Aller au contenu principal

«Presse quotidienne d'information : chronique d'une mort annoncée ?»

Louis de Broissia, Rapport, Sénat, Paris, octobre 2007, 58 p.

1- «La presse quotidienne est en crise !», s’exclame l’auteur, en introduction à ce rapport. «L’information paraît tellement banale qu’elle ne provoque plus que regards fatigués et sourires entendus. Inlassablement répété par une partie des représentants du secteur, pour attirer à bon compte l’attention des pouvoirs publics sur le déclin d’un média nécessaire au bon fonctionnement de notre régime démocratique, le message semble avoir perdu sa force mobilisatrice».

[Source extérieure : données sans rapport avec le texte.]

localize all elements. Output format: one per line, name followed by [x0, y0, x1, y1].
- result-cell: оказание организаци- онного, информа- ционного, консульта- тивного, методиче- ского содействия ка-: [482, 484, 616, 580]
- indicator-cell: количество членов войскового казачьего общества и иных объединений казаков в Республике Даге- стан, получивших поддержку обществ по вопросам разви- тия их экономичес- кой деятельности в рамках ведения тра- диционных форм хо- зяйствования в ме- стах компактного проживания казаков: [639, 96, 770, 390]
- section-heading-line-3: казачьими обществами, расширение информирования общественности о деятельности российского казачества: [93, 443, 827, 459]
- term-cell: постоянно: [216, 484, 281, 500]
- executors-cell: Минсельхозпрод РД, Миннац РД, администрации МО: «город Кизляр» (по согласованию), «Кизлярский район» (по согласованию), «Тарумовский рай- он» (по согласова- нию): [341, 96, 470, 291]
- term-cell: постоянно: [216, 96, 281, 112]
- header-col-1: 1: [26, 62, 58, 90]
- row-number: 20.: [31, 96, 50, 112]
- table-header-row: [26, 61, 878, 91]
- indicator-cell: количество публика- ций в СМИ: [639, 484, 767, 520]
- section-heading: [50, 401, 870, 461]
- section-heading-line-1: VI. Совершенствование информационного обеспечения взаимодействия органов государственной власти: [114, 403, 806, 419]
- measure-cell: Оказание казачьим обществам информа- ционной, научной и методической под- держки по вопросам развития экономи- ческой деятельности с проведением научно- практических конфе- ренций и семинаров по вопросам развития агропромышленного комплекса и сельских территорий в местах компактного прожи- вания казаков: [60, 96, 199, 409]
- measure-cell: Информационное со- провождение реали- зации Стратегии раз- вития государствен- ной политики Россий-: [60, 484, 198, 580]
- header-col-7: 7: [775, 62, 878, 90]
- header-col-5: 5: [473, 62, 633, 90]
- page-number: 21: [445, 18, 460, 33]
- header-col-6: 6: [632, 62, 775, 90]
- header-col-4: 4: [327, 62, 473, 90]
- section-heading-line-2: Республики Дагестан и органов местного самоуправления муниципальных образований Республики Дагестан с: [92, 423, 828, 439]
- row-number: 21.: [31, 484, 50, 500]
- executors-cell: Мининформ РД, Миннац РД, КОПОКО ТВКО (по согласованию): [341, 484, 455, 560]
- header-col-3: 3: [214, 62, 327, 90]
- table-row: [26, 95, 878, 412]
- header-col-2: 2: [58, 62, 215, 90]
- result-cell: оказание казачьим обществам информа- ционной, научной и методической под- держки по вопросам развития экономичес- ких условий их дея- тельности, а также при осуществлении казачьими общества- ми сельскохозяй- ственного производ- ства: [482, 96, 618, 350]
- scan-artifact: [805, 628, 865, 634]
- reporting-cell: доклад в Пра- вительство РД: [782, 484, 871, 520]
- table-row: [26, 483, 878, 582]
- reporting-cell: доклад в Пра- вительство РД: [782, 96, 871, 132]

Ce message reflétait jusqu’alors une situation qui, sans être catastrophique, n’en demeurait pas moins préoccupante. «Il traduisait d’abord les craintes d’une profession toute entière, face à l’émergence de nouveaux concurrents susceptibles, de détourner l’attention des lecteurs et les investissements des annonceurs. Il relayait également les inquiétudes d’un secteur conscient de sa vulnérabilité».

Tous les titres de la presse quotidienne d’information politique et générale doivent, dans l’esprit de l’auteur, résoudre une équation économique délicate caractérisée par une baisse continue des recettes et le maintien de coûts de production élevés : «lecteurs et annonceurs, séduits par d’autres médias, désertent progressivement une presse quotidienne dont les grandes heures semblent définitivement appartenir au passé».

Avec moins de 160 exemplaires diffusés pour 1000 habitants, la France se classe derrière la Belgique, mais (maigre consolation, note l’auteur) devant l’ensemble des pays du sud du continent. Une analyse des dix dernières années, permet de constater une diminution régulière mais prononcée, de la diffusion des 12 quotidiens nationaux depuis l’an 2000. Un Français sur deux ne lit plus de quotidiens, alors que la quasi-totalité des foyers est aujourd’hui équipée de plusieurs postes de radio, d’au moins un téléviseur et pourra, dans un proche avenir, bénéficier d’une connexion internet à haut débit.

Frappée par une lente mais inexorable décrue de sa diffusion payée, «la presse quotidienne française connaît également une diminution régulière de ses ressources publicitaires». Si ce média représente dans la plupart des pays industrialisés plus de 13% de la totalité des investissements publicitaires nets, «la France est loin d’atteindre de tels niveaux, puisque les investissements nets dans la presse quotidienne hexagonale ne dépassent pas les 9% de l’ensemble».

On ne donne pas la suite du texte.